# 2LT Tracy Alger



## rv808 (Nov 10, 2007)

LT Alger and I were in the same platoon at OCS last year.  She will be missed
RIP. 

http://www.620wtmj.com/news/local/10995961.html


----------



## Gypsy (Nov 10, 2007)

RIP 2LT Alger, prayers out to your family and Brothers and Sisters.

Ral...so sorry for your loss as well.


----------



## tova (Nov 11, 2007)

RIP, Godspeed, PBS....


----------



## Typhoon (Nov 11, 2007)

RIP Lt. Alger. My thoughts and prayers out to the members of her unit, and to her family and friends back at home in Wisconsin. 

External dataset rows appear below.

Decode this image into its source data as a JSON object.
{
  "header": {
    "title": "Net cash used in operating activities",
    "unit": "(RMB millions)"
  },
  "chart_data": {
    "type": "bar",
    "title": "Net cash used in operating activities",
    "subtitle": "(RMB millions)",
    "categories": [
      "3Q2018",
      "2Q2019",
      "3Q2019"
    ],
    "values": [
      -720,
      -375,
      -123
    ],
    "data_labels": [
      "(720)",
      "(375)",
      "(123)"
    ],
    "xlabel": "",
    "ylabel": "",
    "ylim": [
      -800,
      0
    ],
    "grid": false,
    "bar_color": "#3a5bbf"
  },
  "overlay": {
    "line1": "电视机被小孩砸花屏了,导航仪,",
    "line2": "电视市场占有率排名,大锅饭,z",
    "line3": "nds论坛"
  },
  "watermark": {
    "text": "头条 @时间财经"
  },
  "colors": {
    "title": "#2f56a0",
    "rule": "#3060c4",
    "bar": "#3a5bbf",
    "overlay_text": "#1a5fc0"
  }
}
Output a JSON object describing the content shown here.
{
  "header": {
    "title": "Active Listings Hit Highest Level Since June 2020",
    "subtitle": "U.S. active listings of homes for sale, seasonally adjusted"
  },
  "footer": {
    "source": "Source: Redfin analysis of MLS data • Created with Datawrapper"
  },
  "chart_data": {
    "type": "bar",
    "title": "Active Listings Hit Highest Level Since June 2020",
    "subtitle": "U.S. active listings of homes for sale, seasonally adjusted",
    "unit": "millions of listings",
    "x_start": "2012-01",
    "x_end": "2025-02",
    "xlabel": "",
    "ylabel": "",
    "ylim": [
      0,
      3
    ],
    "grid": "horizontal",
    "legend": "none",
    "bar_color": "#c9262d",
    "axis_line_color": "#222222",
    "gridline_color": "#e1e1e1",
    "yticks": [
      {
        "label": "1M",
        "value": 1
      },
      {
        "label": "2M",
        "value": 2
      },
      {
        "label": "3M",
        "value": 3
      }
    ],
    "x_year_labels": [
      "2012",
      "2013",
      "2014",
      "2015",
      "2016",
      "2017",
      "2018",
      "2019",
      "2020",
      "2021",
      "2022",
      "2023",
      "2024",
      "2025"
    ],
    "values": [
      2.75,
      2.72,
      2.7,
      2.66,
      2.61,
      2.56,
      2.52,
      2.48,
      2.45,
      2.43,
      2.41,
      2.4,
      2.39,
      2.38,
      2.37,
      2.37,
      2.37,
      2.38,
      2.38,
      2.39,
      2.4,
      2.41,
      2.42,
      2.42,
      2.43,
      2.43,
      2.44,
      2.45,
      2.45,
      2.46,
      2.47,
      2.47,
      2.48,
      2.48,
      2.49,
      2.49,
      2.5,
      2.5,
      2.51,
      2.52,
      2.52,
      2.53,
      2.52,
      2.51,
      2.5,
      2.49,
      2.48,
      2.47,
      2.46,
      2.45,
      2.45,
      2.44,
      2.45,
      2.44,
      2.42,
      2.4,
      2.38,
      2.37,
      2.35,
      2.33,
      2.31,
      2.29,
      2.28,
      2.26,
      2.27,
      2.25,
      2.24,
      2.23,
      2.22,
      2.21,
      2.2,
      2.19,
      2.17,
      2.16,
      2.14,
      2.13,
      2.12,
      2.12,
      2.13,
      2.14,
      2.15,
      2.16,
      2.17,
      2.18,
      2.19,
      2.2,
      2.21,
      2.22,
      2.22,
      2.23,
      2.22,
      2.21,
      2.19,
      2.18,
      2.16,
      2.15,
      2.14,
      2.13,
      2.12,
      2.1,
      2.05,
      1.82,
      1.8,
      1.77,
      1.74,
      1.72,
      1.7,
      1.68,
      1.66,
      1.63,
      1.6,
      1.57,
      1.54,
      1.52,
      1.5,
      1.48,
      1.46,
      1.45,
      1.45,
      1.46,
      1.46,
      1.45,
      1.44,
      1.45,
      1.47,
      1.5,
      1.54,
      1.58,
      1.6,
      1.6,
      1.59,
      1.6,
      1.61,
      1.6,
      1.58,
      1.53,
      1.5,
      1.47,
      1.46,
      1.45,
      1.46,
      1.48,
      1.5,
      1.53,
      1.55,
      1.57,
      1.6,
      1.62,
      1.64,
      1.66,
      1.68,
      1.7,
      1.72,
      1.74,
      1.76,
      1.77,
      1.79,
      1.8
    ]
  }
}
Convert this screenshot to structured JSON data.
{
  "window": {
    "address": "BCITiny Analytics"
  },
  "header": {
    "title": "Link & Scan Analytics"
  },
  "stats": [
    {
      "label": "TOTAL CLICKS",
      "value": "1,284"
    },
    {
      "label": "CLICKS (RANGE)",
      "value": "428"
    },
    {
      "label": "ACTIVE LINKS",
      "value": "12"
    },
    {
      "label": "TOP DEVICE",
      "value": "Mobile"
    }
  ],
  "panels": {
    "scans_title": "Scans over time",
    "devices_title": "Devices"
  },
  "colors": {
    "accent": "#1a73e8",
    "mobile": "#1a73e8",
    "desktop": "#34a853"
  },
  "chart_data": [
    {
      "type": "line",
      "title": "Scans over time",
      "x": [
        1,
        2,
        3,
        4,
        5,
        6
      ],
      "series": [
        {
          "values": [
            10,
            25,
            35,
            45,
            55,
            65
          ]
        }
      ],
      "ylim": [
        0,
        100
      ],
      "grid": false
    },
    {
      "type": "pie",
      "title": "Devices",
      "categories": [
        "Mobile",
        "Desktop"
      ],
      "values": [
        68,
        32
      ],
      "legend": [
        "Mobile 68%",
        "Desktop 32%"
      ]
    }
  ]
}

I am so sorry for your loss, rv, and hope you know that I am just a call away...


----------



## Paddlefoot (Nov 11, 2007)

I'm very sorry to hear that, rv. She is a Wisconsin native, I see, and the Chicago Trib ran a short piece on her last week. A barrel racer, so she had to be pretty tough.

RIP.


----------



## Mikko1208 (Nov 11, 2007)

Rest In Peace


----------



## Ex3 (Nov 11, 2007)

May she rest in peace.

Sorry for your loss, Ral.


----------



## Chopstick (Nov 11, 2007)

RIP


----------



## bicque (Nov 12, 2007)

Rest in Peace Lt. Alger.


----------